Foi difícil encontrar inspiração. Ela foi-se, nem sei bem quando, nem sei bem porquê, nem sei bem por quem. Hoje tento, desesperadamente, escrever o que me vai na alma. Não por me fazer bem, como já fez, mas para me sentir racional, capaz de definir algo, nem que sejam meia dúzia de palavras sem sentido. A minha sanidade mental (que já teve, definitivamente, dias muito melhores) está longe e eu preciso dela, e rapidamente.
Depois de uns dias mais pesados do que se esperava, acho legitimo dedicar-te um pouco do meu tempo, mesmo que tu desconheças estes sentimentos e estas palavras. Mesmo que tu não saibas.

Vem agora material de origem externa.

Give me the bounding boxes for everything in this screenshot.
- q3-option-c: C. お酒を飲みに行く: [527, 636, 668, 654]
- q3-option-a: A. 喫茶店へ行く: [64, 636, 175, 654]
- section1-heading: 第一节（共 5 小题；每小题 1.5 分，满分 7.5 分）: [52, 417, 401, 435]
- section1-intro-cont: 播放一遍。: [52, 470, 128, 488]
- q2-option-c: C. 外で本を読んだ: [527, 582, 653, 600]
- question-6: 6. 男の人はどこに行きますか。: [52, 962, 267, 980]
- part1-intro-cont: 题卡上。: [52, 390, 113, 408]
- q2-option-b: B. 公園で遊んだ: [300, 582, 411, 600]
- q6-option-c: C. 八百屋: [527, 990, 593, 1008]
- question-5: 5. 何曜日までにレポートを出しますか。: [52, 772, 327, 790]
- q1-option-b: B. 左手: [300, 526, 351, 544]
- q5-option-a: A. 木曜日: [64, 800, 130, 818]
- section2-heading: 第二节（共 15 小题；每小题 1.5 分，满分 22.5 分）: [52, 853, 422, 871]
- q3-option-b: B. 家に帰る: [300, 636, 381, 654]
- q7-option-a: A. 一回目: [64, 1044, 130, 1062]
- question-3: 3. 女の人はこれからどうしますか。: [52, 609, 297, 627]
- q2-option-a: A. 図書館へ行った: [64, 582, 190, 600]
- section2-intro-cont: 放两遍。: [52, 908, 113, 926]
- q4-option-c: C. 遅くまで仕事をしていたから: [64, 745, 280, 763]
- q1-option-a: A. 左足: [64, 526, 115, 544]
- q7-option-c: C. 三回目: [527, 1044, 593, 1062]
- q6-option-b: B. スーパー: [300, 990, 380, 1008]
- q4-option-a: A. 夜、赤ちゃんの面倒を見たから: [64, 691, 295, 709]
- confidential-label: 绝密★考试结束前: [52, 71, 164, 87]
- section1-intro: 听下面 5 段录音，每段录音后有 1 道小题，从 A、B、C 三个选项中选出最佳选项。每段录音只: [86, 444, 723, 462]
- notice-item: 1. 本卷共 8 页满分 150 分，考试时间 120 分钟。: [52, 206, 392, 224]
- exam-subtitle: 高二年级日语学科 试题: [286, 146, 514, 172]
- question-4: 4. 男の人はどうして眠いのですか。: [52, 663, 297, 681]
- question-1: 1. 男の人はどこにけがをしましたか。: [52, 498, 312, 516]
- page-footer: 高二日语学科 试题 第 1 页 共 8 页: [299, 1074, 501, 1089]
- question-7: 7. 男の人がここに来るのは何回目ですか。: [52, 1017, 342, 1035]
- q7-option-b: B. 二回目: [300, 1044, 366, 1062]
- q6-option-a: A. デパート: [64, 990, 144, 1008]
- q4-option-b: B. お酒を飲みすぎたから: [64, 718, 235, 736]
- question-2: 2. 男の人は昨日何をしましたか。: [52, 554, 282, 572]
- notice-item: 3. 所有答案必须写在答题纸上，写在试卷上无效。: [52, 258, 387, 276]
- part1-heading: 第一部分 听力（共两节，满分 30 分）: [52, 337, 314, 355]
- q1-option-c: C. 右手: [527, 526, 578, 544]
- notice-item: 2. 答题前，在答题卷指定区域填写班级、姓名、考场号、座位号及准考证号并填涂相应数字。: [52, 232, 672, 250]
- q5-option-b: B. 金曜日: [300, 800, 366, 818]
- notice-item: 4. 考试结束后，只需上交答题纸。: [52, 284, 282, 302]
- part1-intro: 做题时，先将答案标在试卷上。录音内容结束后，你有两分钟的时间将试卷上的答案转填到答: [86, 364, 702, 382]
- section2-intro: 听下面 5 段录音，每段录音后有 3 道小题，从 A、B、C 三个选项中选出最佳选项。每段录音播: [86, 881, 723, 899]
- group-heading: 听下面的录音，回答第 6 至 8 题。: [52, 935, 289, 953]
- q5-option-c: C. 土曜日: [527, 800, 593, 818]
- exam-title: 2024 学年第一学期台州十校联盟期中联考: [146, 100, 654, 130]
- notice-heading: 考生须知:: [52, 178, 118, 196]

Surpreendeste-me. Eu, que pensei que estavas tão longe, vi-te de perto. Não tão de perto como já te vi, um dia, mas mesmo assim, perto. Apareceste-me à frente quando eu já me tinha convencido que te tinhas ido. Afinal não, estás cá, e eu não faço ideia de como lidar com isso neste preciso momento. Olhar para os teus olhos trouxe-me recordações a mais, que já me fizeram tão mal e que agora me fazem tão bem.
Chamem-me louca, digam que me iludo, mas hoje, hoje eu acredito. Acredito que talvez haja hipótese de sermos o que já fomos. De sermos, outra vez, amigos. De sermos, outra vez, cúmplices. De sermos, outra vez, nós.